The way I see it, I would have to file a bug ticket with the OPNsense Project and hope that the developers fix the error in a timely manner.
I founded at the ddlient project an issue with the wish to add deSEC as serivce. Unfortunately this has been closed (no commit, no pull request). Do you happen to know more about it?
Unfortunately, A and AAAA entries are still generated.
Basically, I find the whole thing misleading. If I select a service in which v4 can be read, I expect that only the A entry in the DNS is created/updated.

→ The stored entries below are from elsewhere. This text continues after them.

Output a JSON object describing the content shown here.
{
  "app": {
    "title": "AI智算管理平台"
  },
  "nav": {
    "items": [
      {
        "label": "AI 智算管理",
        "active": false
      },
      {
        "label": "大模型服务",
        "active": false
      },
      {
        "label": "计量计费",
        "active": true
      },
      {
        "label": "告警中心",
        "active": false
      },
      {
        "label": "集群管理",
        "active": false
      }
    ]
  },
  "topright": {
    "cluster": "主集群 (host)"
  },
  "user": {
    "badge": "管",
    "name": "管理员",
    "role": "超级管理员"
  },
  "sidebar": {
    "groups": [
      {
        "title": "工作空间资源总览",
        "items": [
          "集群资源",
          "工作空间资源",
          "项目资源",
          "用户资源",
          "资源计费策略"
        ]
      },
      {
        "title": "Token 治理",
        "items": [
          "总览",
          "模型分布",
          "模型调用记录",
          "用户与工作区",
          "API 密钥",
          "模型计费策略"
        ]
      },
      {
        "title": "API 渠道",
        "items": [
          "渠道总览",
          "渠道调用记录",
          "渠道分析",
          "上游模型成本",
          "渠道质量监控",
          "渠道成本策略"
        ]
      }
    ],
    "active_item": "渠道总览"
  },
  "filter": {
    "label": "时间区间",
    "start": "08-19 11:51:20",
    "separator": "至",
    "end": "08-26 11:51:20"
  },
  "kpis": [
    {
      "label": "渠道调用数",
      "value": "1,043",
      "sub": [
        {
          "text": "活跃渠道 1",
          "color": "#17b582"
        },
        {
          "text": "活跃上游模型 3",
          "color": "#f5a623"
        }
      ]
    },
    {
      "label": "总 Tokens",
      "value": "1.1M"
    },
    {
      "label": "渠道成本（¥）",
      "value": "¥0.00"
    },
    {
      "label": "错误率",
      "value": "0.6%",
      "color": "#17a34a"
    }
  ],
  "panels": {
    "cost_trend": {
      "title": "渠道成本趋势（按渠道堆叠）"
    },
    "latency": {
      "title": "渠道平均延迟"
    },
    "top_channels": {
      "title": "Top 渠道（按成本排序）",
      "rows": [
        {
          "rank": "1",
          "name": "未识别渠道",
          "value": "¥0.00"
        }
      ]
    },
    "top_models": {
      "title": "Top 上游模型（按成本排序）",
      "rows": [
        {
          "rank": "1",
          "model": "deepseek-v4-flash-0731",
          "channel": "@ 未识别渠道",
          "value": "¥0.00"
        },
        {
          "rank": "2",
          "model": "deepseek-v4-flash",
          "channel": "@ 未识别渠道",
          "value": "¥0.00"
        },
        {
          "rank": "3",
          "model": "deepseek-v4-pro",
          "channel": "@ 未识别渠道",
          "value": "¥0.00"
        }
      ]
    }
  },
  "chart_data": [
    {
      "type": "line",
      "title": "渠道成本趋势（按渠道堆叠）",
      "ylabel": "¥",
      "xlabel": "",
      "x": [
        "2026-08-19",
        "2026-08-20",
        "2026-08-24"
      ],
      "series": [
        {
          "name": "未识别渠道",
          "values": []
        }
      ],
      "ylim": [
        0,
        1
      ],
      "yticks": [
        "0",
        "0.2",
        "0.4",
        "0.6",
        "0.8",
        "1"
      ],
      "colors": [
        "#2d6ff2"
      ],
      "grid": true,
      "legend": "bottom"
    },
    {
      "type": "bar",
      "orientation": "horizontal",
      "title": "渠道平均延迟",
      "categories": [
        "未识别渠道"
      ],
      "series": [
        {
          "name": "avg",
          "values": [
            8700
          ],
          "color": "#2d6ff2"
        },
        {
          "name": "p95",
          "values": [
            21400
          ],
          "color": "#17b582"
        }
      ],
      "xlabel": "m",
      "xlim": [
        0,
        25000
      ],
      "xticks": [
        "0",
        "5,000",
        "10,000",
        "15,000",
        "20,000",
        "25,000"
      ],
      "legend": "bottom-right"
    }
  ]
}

The same for v6.
The behavior of update.desec.io may have been revised in the recent past without adapting the clients, in this case ddclient?!
Therefore a suggestion for improvement:
Publish a new FQDN update4.dedyn.io to create/update only the A record in the dns zone. Regardless of whether the update takes place via an ipv6 connection.
Revise the service “desec-v4” in the ddclient and replace the FQDN with “update4.dedyn.io”.
Addin new service in the ddclient named “deSEC” which uses update.dedyn.io. To reflect previous behavior (Create/Update A entry and AAAA entry if is a ipv6 connection.
I agree. It seems like your router’s “desec-v4” service is implemented in a way that doesn’t make sense when using that name. However, we didn’t implement your router’s software. The fix should be done there.
No, our endpoints have been like this since 2015.
Regarding your suggestions for improvements in ddclient, this is the wrong forum. Please contact their or your router community’s forum.